Pengertian Istinbath
Secara etimologi
istinbath berarti penemuan, penggalian, pengeluaran (dari asal). Sedangkan
hukum mempunyai arti hukum, peraturan dan kekuasaan. Dari pengertian tersebut
dapat dipahami bahwa istinbath hukum Al-Qur'an adalah menemukan dan mengambil
hukum dari Al-Qur'an.
Sedangkan menurut
istilah berarti mengeluarkan makna-makna dari nash-nash yang terkandung
didalamnya dengan cara mengerahkan kemampuan atau potensi naluriyah. Dari nash tersebut
terbagi menjadi dua macam, yaitu yang berbentuk bahasa (lughawiyah) yang biasa
disebut lafdhiyah dan adakalanya tidak berbentuk bahasa, yang biasa disebut
maknawiyah. Dalam pembahasan berikutnya akan kami jelaskan tentang pembagian masing-masing.
Yaitu
mengistinbathkan hukum atau mengambil suatu hukum ditinjau dari segi lafadznya.

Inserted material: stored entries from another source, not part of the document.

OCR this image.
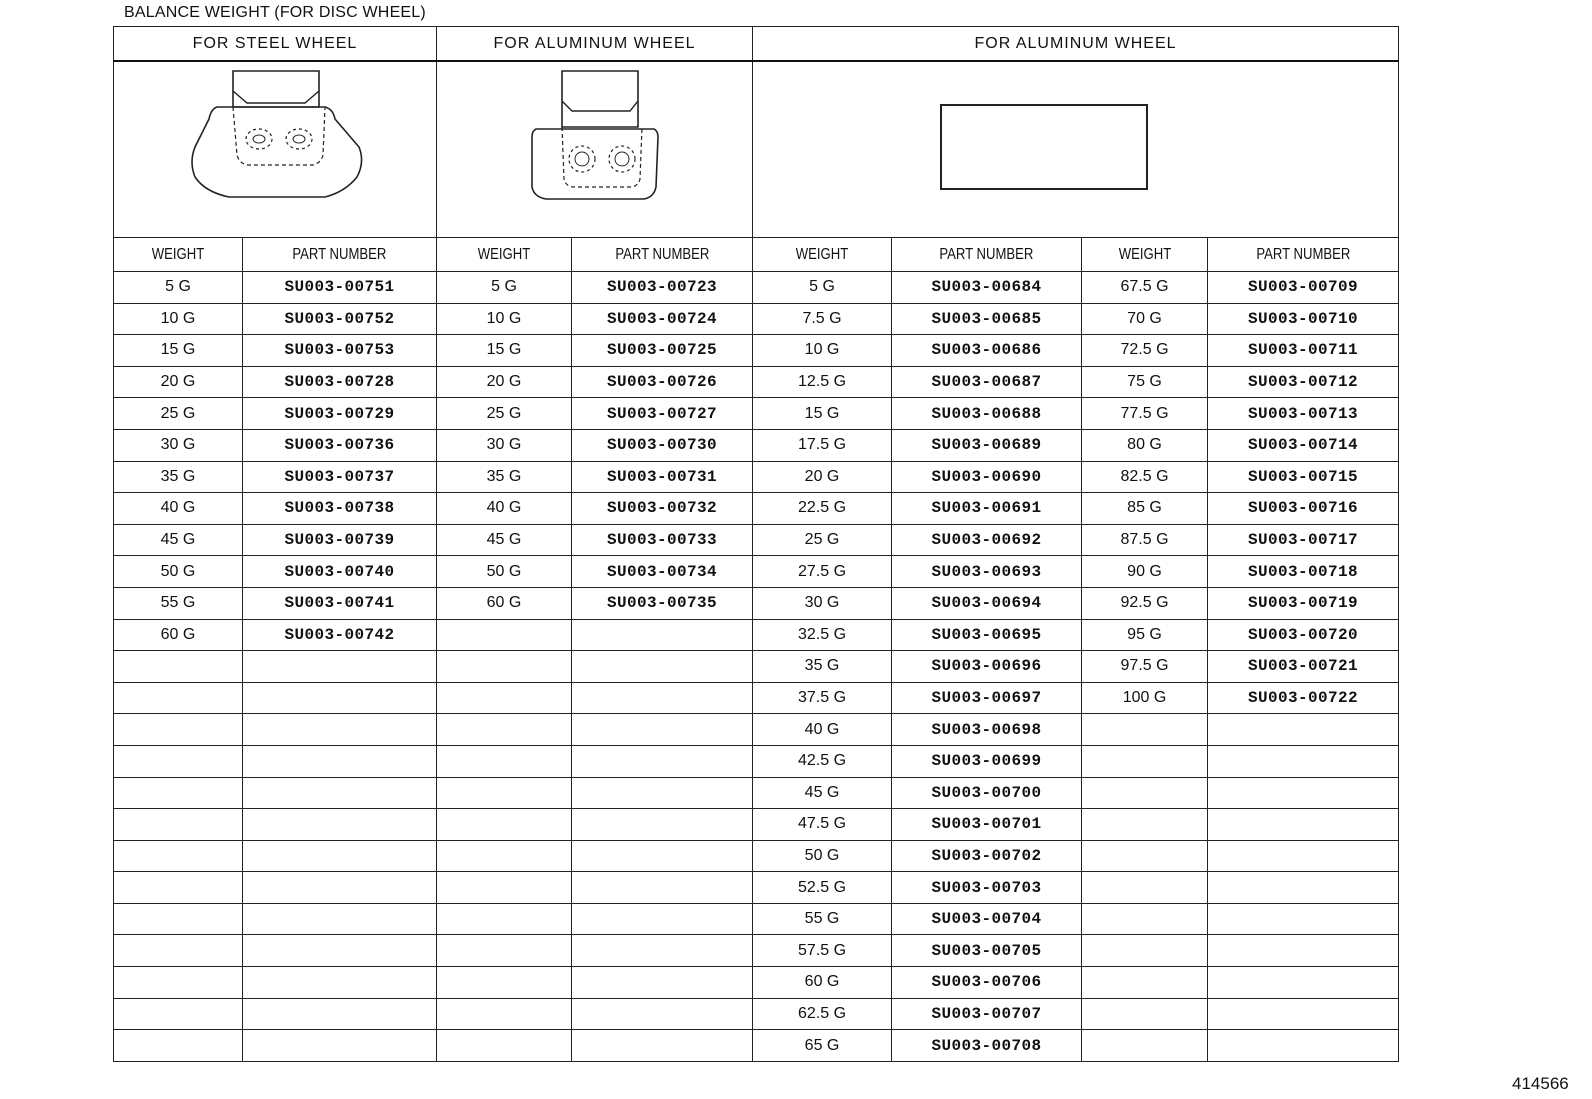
BALANCE WEIGHT (FOR DISC WHEEL)
FOR STEEL WHEEL		FOR ALUMINUM WHEEL		FOR ALUMINUM WHEEL			

WEIGHT	PART NUMBER	WEIGHT	PART NUMBER	WEIGHT	PART NUMBER	WEIGHT	PART NUMBER
5 G	SU003-00751	5 G	SU003-00723	5 G	SU003-00684	67.5 G	SU003-00709
10 G	SU003-00752	10 G	SU003-00724	7.5 G	SU003-00685	70 G	SU003-00710
15 G	SU003-00753	15 G	SU003-00725	10 G	SU003-00686	72.5 G	SU003-00711
20 G	SU003-00728	20 G	SU003-00726	12.5 G	SU003-00687	75 G	SU003-00712
25 G	SU003-00729	25 G	SU003-00727	15 G	SU003-00688	77.5 G	SU003-00713
30 G	SU003-00736	30 G	SU003-00730	17.5 G	SU003-00689	80 G	SU003-00714
35 G	SU003-00737	35 G	SU003-00731	20 G	SU003-00690	82.5 G	SU003-00715
40 G	SU003-00738	40 G	SU003-00732	22.5 G	SU003-00691	85 G	SU003-00716
45 G	SU003-00739	45 G	SU003-00733	25 G	SU003-00692	87.5 G	SU003-00717
50 G	SU003-00740	50 G	SU003-00734	27.5 G	SU003-00693	90 G	SU003-00718
55 G	SU003-00741	60 G	SU003-00735	30 G	SU003-00694	92.5 G	SU003-00719
60 G	SU003-00742			32.5 G	SU003-00695	95 G	SU003-00720
				35 G	SU003-00696	97.5 G	SU003-00721
				37.5 G	SU003-00697	100 G	SU003-00722
				40 G	SU003-00698		
				42.5 G	SU003-00699		
				45 G	SU003-00700		
				47.5 G	SU003-00701		
				50 G	SU003-00702		
				52.5 G	SU003-00703		
				55 G	SU003-00704		
				57.5 G	SU003-00705		
				60 G	SU003-00706		
				62.5 G	SU003-00707		
				65 G	SU003-00708		
414566
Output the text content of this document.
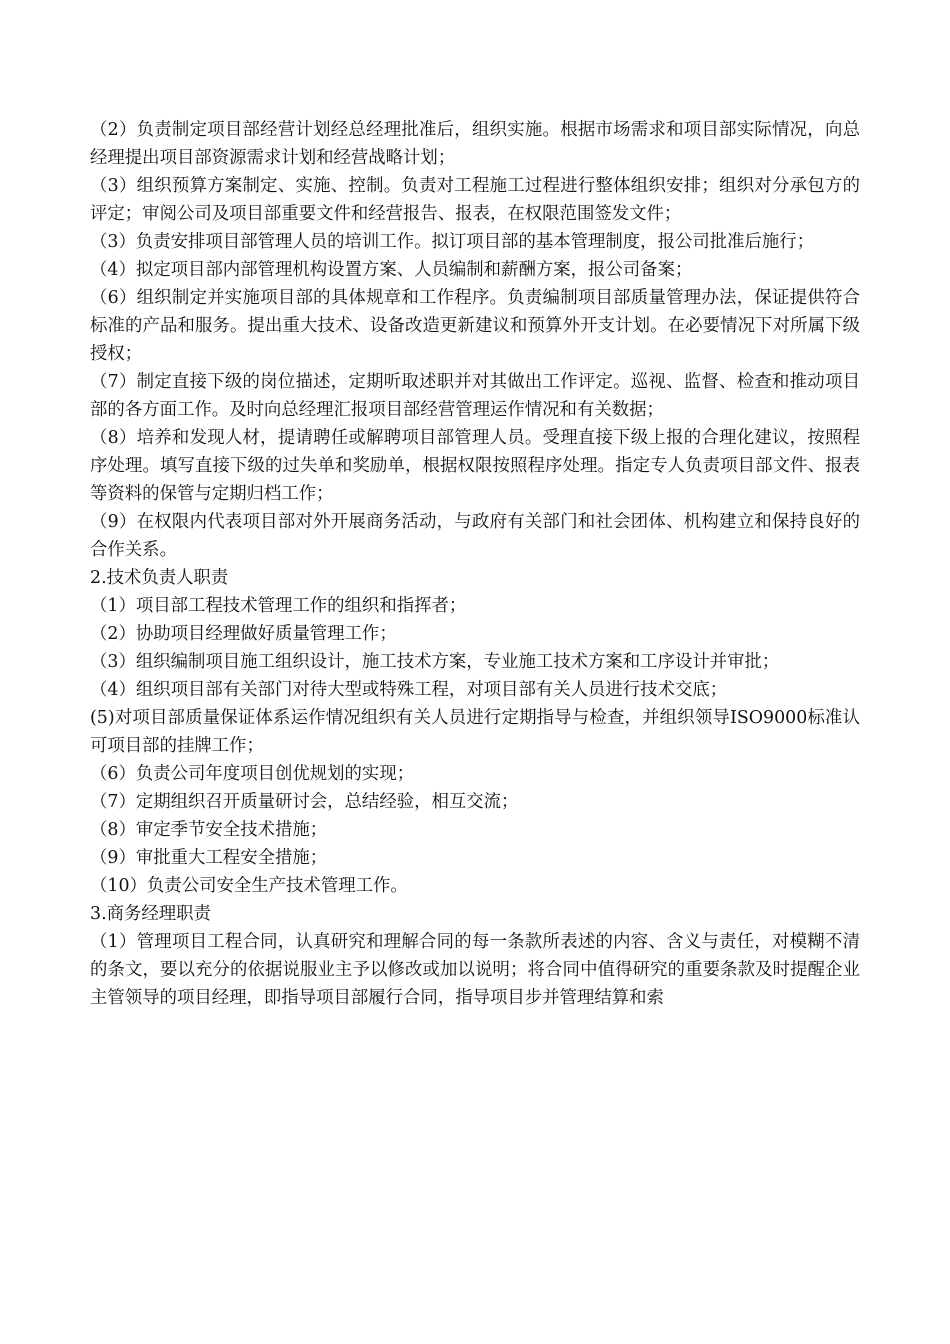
（2）负责制定项目部经营计划经总经理批准后，组织实施。根据市场需求和项目部实际情况，向总经理提出项目部资源需求计划和经营战略计划；

（3）组织预算方案制定、实施、控制。负责对工程施工过程进行整体组织安排；组织对分承包方的评定；审阅公司及项目部重要文件和经营报告、报表，在权限范围签发文件；

（3）负责安排项目部管理人员的培训工作。拟订项目部的基本管理制度，报公司批准后施行；

（4）拟定项目部内部管理机构设置方案、人员编制和薪酬方案，报公司备案；

（6）组织制定并实施项目部的具体规章和工作程序。负责编制项目部质量管理办法，保证提供符合标准的产品和服务。提出重大技术、设备改造更新建议和预算外开支计划。在必要情况下对所属下级授权；

（7）制定直接下级的岗位描述，定期听取述职并对其做出工作评定。巡视、监督、检查和推动项目部的各方面工作。及时向总经理汇报项目部经营管理运作情况和有关数据；

（8）培养和发现人材，提请聘任或解聘项目部管理人员。受理直接下级上报的合理化建议，按照程序处理。填写直接下级的过失单和奖励单，根据权限按照程序处理。指定专人负责项目部文件、报表等资料的保管与定期归档工作；

（9）在权限内代表项目部对外开展商务活动，与政府有关部门和社会团体、机构建立和保持良好的合作关系。

2.技术负责人职责

（1）项目部工程技术管理工作的组织和指挥者；

（2）协助项目经理做好质量管理工作；

（3）组织编制项目施工组织设计，施工技术方案，专业施工技术方案和工序设计并审批；

（4）组织项目部有关部门对待大型或特殊工程，对项目部有关人员进行技术交底；

(5)对项目部质量保证体系运作情况组织有关人员进行定期指导与检查，并组织领导ISO9000标准认可项目部的挂牌工作；

（6）负责公司年度项目创优规划的实现；

（7）定期组织召开质量研讨会，总结经验，相互交流；

（8）审定季节安全技术措施；

（9）审批重大工程安全措施；

（10）负责公司安全生产技术管理工作。

3.商务经理职责

（1）管理项目工程合同，认真研究和理解合同的每一条款所表述的内容、含义与责任，对模糊不清的条文，要以充分的依据说服业主予以修改或加以说明；将合同中值得研究的重要条款及时提醒企业主管领导的项目经理，即指导项目部履行合同，指导项目步并管理结算和索
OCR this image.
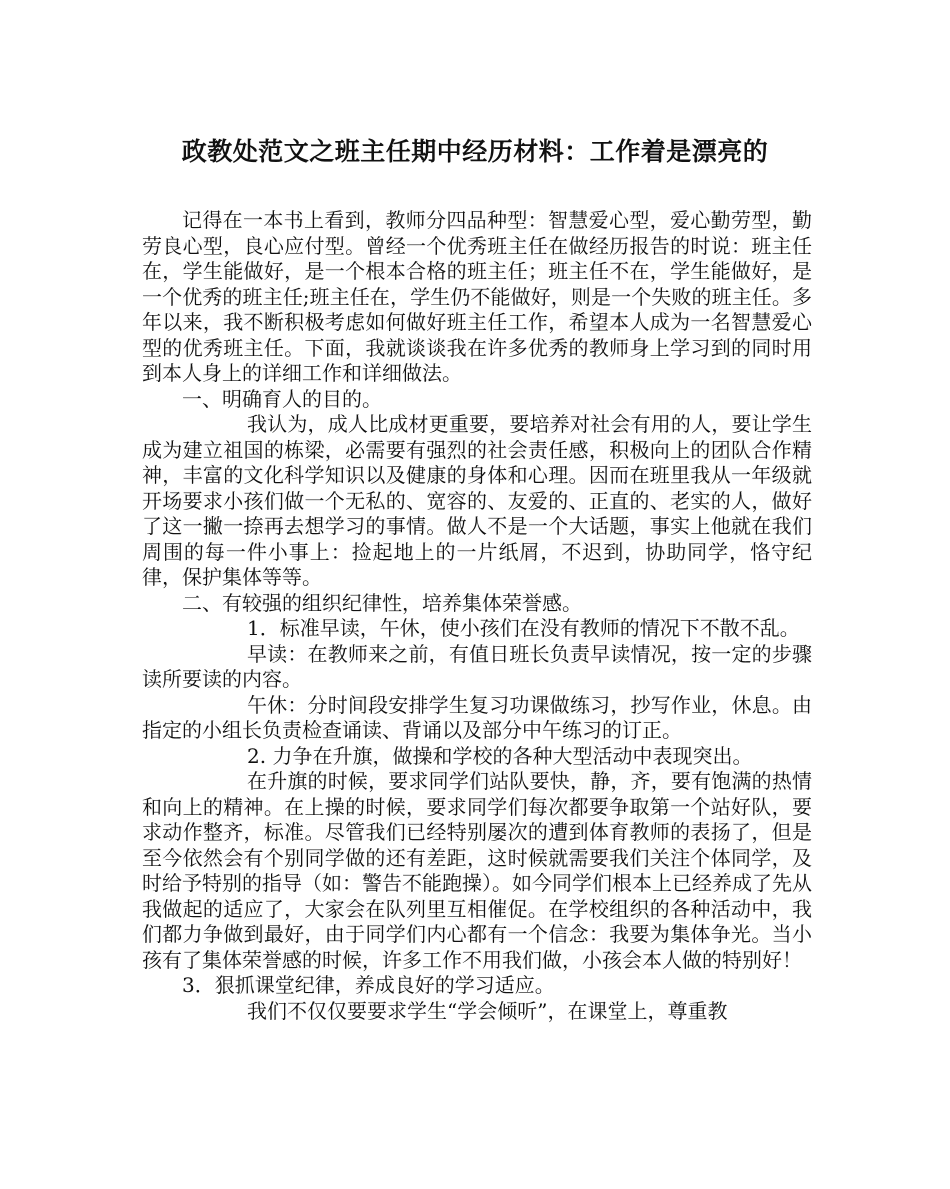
政教处范文之班主任期中经历材料：工作着是漂亮的

记得在一本书上看到，教师分四品种型：智慧爱心型，爱心勤劳型，勤劳良心型，良心应付型。曾经一个优秀班主任在做经历报告的时说：班主任在，学生能做好，是一个根本合格的班主任；班主任不在，学生能做好，是一个优秀的班主任;班主任在，学生仍不能做好，则是一个失败的班主任。多年以来，我不断积极考虑如何做好班主任工作，希望本人成为一名智慧爱心型的优秀班主任。下面，我就谈谈我在许多优秀的教师身上学习到的同时用到本人身上的详细工作和详细做法。

一、明确育人的目的。

我认为，成人比成材更重要，要培养对社会有用的人，要让学生成为建立祖国的栋梁，必需要有强烈的社会责任感，积极向上的团队合作精神，丰富的文化科学知识以及健康的身体和心理。因而在班里我从一年级就开场要求小孩们做一个无私的、宽容的、友爱的、正直的、老实的人，做好了这一撇一捺再去想学习的事情。做人不是一个大话题，事实上他就在我们周围的每一件小事上：捡起地上的一片纸屑，不迟到，协助同学，恪守纪律，保护集体等等。

二、有较强的组织纪律性，培养集体荣誉感。

1．标准早读，午休，使小孩们在没有教师的情况下不散不乱。

早读：在教师来之前，有值日班长负责早读情况，按一定的步骤读所要读的内容。

午休：分时间段安排学生复习功课做练习，抄写作业，休息。由指定的小组长负责检查诵读、背诵以及部分中午练习的订正。

2. 力争在升旗，做操和学校的各种大型活动中表现突出。

在升旗的时候，要求同学们站队要快，静，齐，要有饱满的热情和向上的精神。在上操的时候，要求同学们每次都要争取第一个站好队，要求动作整齐，标准。尽管我们已经特别屡次的遭到体育教师的表扬了，但是至今依然会有个别同学做的还有差距，这时候就需要我们关注个体同学，及时给予特别的指导（如：警告不能跑操）。如今同学们根本上已经养成了先从我做起的适应了，大家会在队列里互相催促。在学校组织的各种活动中，我们都力争做到最好，由于同学们内心都有一个信念：我要为集体争光。当小孩有了集体荣誉感的时候，许多工作不用我们做，小孩会本人做的特别好！

3．狠抓课堂纪律，养成良好的学习适应。

我们不仅仅要要求学生“学会倾听”，在课堂上，尊重教
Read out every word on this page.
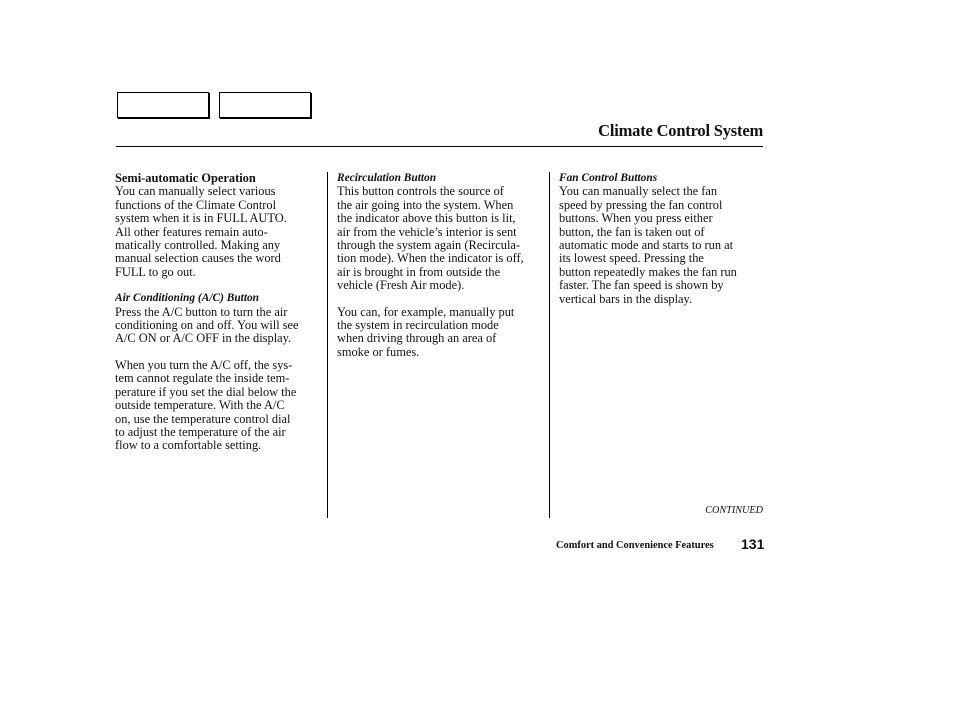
Climate Control System
Semi-automatic Operation

You can manually select various
functions of the Climate Control
system when it is in FULL AUTO.
All other features remain auto-
matically controlled. Making any
manual selection causes the word
FULL to go out.

Air Conditioning (A/C) Button

Press the A/C button to turn the air
conditioning on and off. You will see
A/C ON or A/C OFF in the display.

When you turn the A/C off, the sys-
tem cannot regulate the inside tem-
perature if you set the dial below the
outside temperature. With the A/C
on, use the temperature control dial
to adjust the temperature of the air
flow to a comfortable setting.

Recirculation Button

This button controls the source of
the air going into the system. When
the indicator above this button is lit,
air from the vehicle’s interior is sent
through the system again (Recircula-
tion mode). When the indicator is off,
air is brought in from outside the
vehicle (Fresh Air mode).

You can, for example, manually put
the system in recirculation mode
when driving through an area of
smoke or fumes.

Fan Control Buttons

You can manually select the fan
speed by pressing the fan control
buttons. When you press either
button, the fan is taken out of
automatic mode and starts to run at
its lowest speed. Pressing the
button repeatedly makes the fan run
faster. The fan speed is shown by
vertical bars in the display.

CONTINUED
Comfort and Convenience Features 131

Para ulama’ Ushul memakai kaidah bahasa berdasarkan makna tujuan
ungkapan-ungkapan yang telah ditetapkan oleh para ahli bahasa Arab, sesudah
diadakan penelitian-penelitian yang bersumber dari kesusasteraan Arab.
Ada tiga cara untuk mengetahui makna yang tepat dari suatu lafadz atau
uslub-nya:
1.
Berdasarkan pengertian
banyak orang yang telah mutawatir, telah terkenal serta telah menjadi kebiasaan
dalam percakapan dan pergaulan sehari-hari, yang mana Imam Syafi’i menyebutnya
dengan Ilmu al-’Ammah. Yaitu sesuatu yang sudah menjadi maklum (umum)
2.
Berdasarkan pengertian
orang-orang tertentu dan tidak diketahui oleh kelompok lain. Hal ini dapat kita
jumpai dalam istilah-istilah ilmiah. yang menurut Imam Syafi’i disebut ilmu
al-khasshah
3.
Berdasarkan hasil
pamikiran akal nalar terhadap suatu lafadz.
Namun demikian tidaklah semua orang dapat menetapkan pengertian kata-kata itu berdasarkan hasil pemikiran akal setiap orang, tetapi haruslah oleh yang ahlinya dalam bahasa itu, dan mengerti tentang perkembangan pemakainnya di kalangan masyarakat.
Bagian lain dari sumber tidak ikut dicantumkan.